An import configuring trick
Get the customer to make a set of training data in the application. It should have a "predefined unique date" and each subsequent data field have a number corresponding to the target data field in your application. On importing your application needs to recognise the predefined date, determine the unique translation required and effect the displaying/saving of this "mapping key", and stop the import. eg If you expect "Duration hours" in field two then get the user to enter 2 in the relevant field which might be "Attendance hours".
On subsequent runs, and with the mapping definition key, import becomes a fairly easy process of translation.
Note on terms
"predefined date" - must be historical, say founding date of your company?, might need to be in PC clock settable range.
"mapping key" - could be string of hex digits and nybble based so tractable to workout
The entered code can be extended to signify required conversions ie customer's application has durations in days and your application expects it in hours.
Interfacing with windows programs (in order if increasing fragility)

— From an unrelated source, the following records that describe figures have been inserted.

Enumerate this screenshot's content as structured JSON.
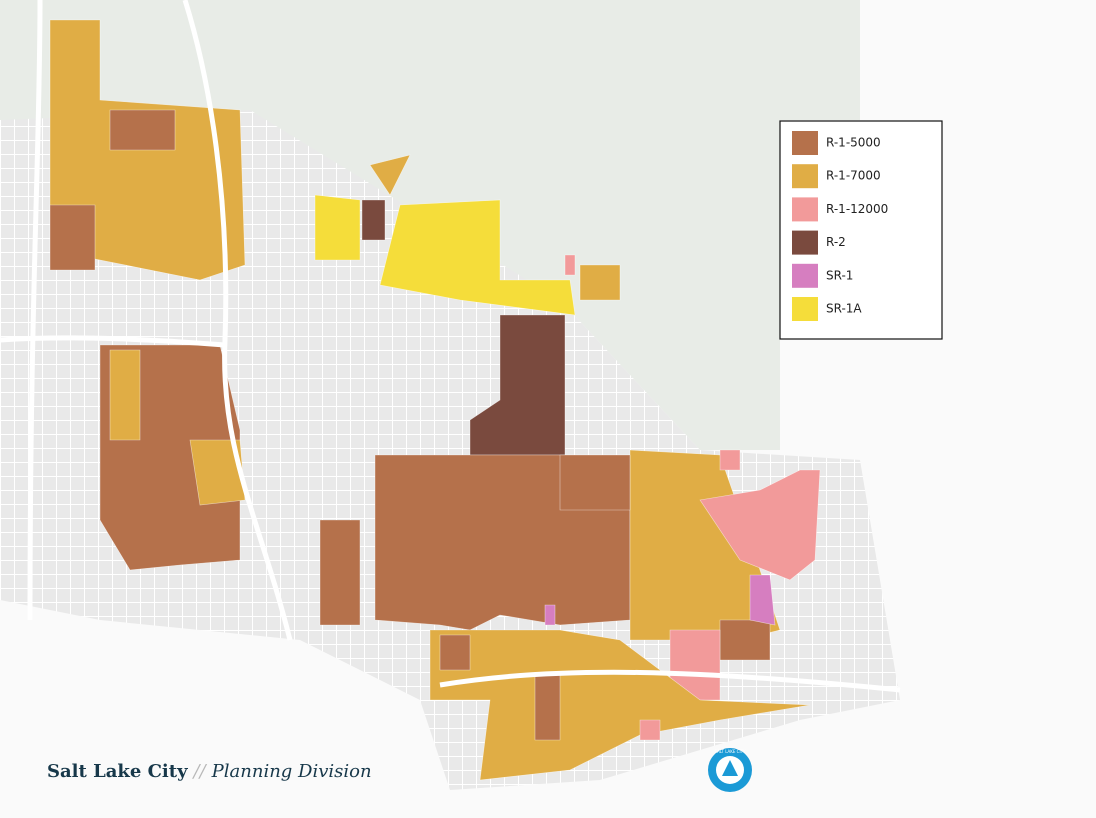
{
  "legend": {
    "items": [
      {
        "label": "R-1-5000",
        "color": "#b5714b"
      },
      {
        "label": "R-1-7000",
        "color": "#e0ad45"
      },
      {
        "label": "R-1-12000",
        "color": "#f29a9a"
      },
      {
        "label": "R-2",
        "color": "#7a4a3e"
      },
      {
        "label": "SR-1",
        "color": "#d67ec0"
      },
      {
        "label": "SR-1A",
        "color": "#f5dd3a"
      }
    ]
  },
  "footer": {
    "city": "Salt Lake City",
    "separator": "//",
    "division": "Planning Division"
  },
  "logo": {
    "text": "SALT LAKE CITY"
  }
}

Ye Olde saving as CSV file
Print to operating system printer that is setup as a text file/pdf, then scavenge the data out of that
Extract data via the application interface control, typically ActiveX for several windows programs ie like Matlab's Spreadsheet Link
Read native file format xls format ie like Matlab's xlsread
Add an additional intermediate spreadsheet sheet that has extended cell references ie ='[filename]rawdata'!$A$3
Have a look at Teiid by JBoss: http://jboss.org/teiid
Also consider using SOA - e.g., if you're on Java, try JBoss SOA platform: http://www.jboss.com/resources/soa/?intcmp=1004
Use a simple XML format. A non-technical person can easily understand a simple XML format (and could even identify basic problems with XML documents that are not well-formed).
Maybe use a DTD (or even better an XML schema) to do very basic validation, and then supplement this with an XSL stylesheet to do more validation with better error reporting. (An XSL stylesheet simply converts from XML to something else and so can be generate readable error messages.)

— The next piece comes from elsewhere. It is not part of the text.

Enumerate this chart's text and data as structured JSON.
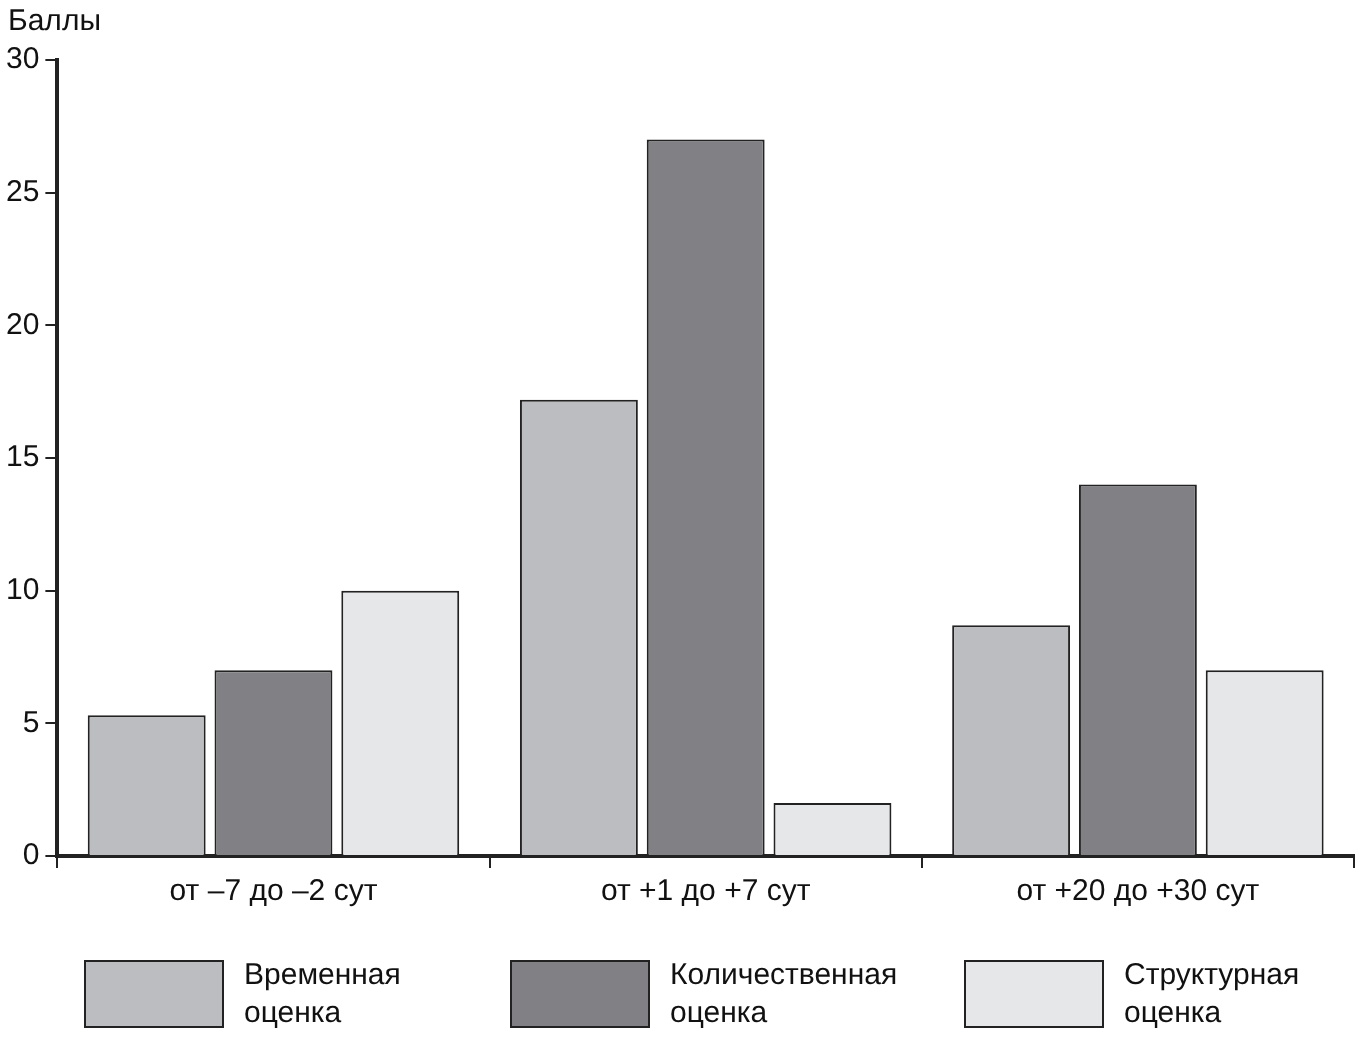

The advantage of this approach is that web browsers such as Internet Explorer can apply the XSL stylesheets. A customer need only spend at most a day enhancing their applications or writing excel macros to generate the XML data in the format that you specify.

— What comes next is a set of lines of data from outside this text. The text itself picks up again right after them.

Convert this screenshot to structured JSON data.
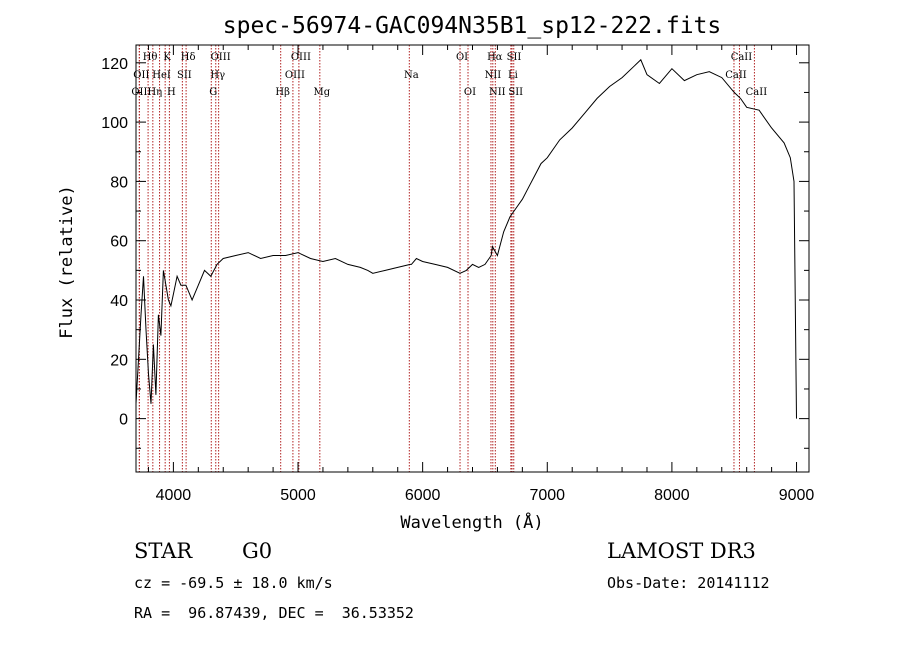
{
  "chart_data": {
    "type": "line",
    "title": "spec-56974-GAC094N35B1_sp12-222.fits",
    "xlabel": "Wavelength (Å)",
    "ylabel": "Flux (relative)",
    "xlim": [
      3700,
      9100
    ],
    "ylim": [
      -18,
      126
    ],
    "xticks": [
      4000,
      5000,
      6000,
      7000,
      8000,
      9000
    ],
    "yticks": [
      0,
      20,
      40,
      60,
      80,
      100,
      120
    ],
    "grid": false,
    "line_color": "#000000",
    "marker_color": "#b22222",
    "series": [
      {
        "x": [
          3700,
          3720,
          3740,
          3760,
          3780,
          3800,
          3820,
          3840,
          3860,
          3880,
          3900,
          3920,
          3940,
          3960,
          3980,
          4000,
          4030,
          4060,
          4100,
          4150,
          4200,
          4250,
          4300,
          4350,
          4400,
          4500,
          4600,
          4700,
          4800,
          4900,
          5000,
          5100,
          5200,
          5300,
          5400,
          5500,
          5560,
          5600,
          5700,
          5800,
          5900,
          5910,
          5950,
          6000,
          6100,
          6200,
          6300,
          6350,
          6400,
          6450,
          6500,
          6550,
          6560,
          6600,
          6650,
          6700,
          6750,
          6800,
          6850,
          6900,
          6950,
          7000,
          7100,
          7200,
          7300,
          7400,
          7500,
          7600,
          7700,
          7750,
          7800,
          7900,
          8000,
          8100,
          8200,
          8300,
          8400,
          8500,
          8550,
          8600,
          8700,
          8800,
          8900,
          8950,
          8980,
          9000
        ],
        "y": [
          5,
          20,
          35,
          48,
          30,
          15,
          5,
          25,
          8,
          35,
          28,
          50,
          45,
          40,
          38,
          42,
          48,
          45,
          45,
          40,
          45,
          50,
          48,
          52,
          54,
          55,
          56,
          54,
          55,
          55,
          56,
          54,
          53,
          54,
          52,
          51,
          50,
          49,
          50,
          51,
          52,
          52,
          54,
          53,
          52,
          51,
          49,
          50,
          52,
          51,
          52,
          55,
          58,
          55,
          63,
          68,
          71,
          74,
          78,
          82,
          86,
          88,
          94,
          98,
          103,
          108,
          112,
          115,
          119,
          121,
          116,
          113,
          118,
          114,
          116,
          117,
          115,
          110,
          108,
          105,
          104,
          98,
          93,
          88,
          80,
          0
        ]
      }
    ],
    "emission_lines": [
      {
        "label": "Hθ",
        "wl": 3797,
        "row": 0
      },
      {
        "label": "K",
        "wl": 3934,
        "row": 0
      },
      {
        "label": "Hδ",
        "wl": 4102,
        "row": 0
      },
      {
        "label": "OIII",
        "wl": 4363,
        "row": 0
      },
      {
        "label": "OIII",
        "wl": 5007,
        "row": 0
      },
      {
        "label": "OI",
        "wl": 6300,
        "row": 0
      },
      {
        "label": "Hα",
        "wl": 6563,
        "row": 0
      },
      {
        "label": "SII",
        "wl": 6717,
        "row": 0
      },
      {
        "label": "CaII",
        "wl": 8542,
        "row": 0
      },
      {
        "label": "OII",
        "wl": 3727,
        "row": 1
      },
      {
        "label": "HeI",
        "wl": 3889,
        "row": 1
      },
      {
        "label": "SII",
        "wl": 4072,
        "row": 1
      },
      {
        "label": "Hγ",
        "wl": 4340,
        "row": 1
      },
      {
        "label": "OIII",
        "wl": 4959,
        "row": 1
      },
      {
        "label": "Na",
        "wl": 5893,
        "row": 1
      },
      {
        "label": "NII",
        "wl": 6548,
        "row": 1
      },
      {
        "label": "Li",
        "wl": 6708,
        "row": 1
      },
      {
        "label": "CaII",
        "wl": 8498,
        "row": 1
      },
      {
        "label": "OIII",
        "wl": 3727,
        "row": 2
      },
      {
        "label": "Hη",
        "wl": 3835,
        "row": 2
      },
      {
        "label": "H",
        "wl": 3968,
        "row": 2
      },
      {
        "label": "G",
        "wl": 4304,
        "row": 2
      },
      {
        "label": "Hβ",
        "wl": 4861,
        "row": 2
      },
      {
        "label": "Mg",
        "wl": 5175,
        "row": 2
      },
      {
        "label": "OI",
        "wl": 6364,
        "row": 2
      },
      {
        "label": "NII",
        "wl": 6583,
        "row": 2
      },
      {
        "label": "SII",
        "wl": 6731,
        "row": 2
      },
      {
        "label": "CaII",
        "wl": 8662,
        "row": 2
      }
    ]
  },
  "info": {
    "object_class": "STAR",
    "subclass": "G0",
    "survey": "LAMOST DR3",
    "cz": "cz = -69.5 ± 18.0 km/s",
    "obs_date": "Obs-Date: 20141112",
    "coords": "RA =  96.87439, DEC =  36.53352"
  }
}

Recent versions of Excel have support for converting spreadsheet data to XML, and can even validate against schemas.
Once the data passes the XSL validation checks, you have validated XML data.
If you have heaps of data and heaps of money, you could look at existing data management and cleansing tools:
But even then, you'll likely need to follow kyoryu's suggestion assuming you have 500+ data formats. The problem isn't your side. You need them to standardize their output formats if you have no control over their apps. CSV is likely the easiest. You could even send them a excel template to help them along.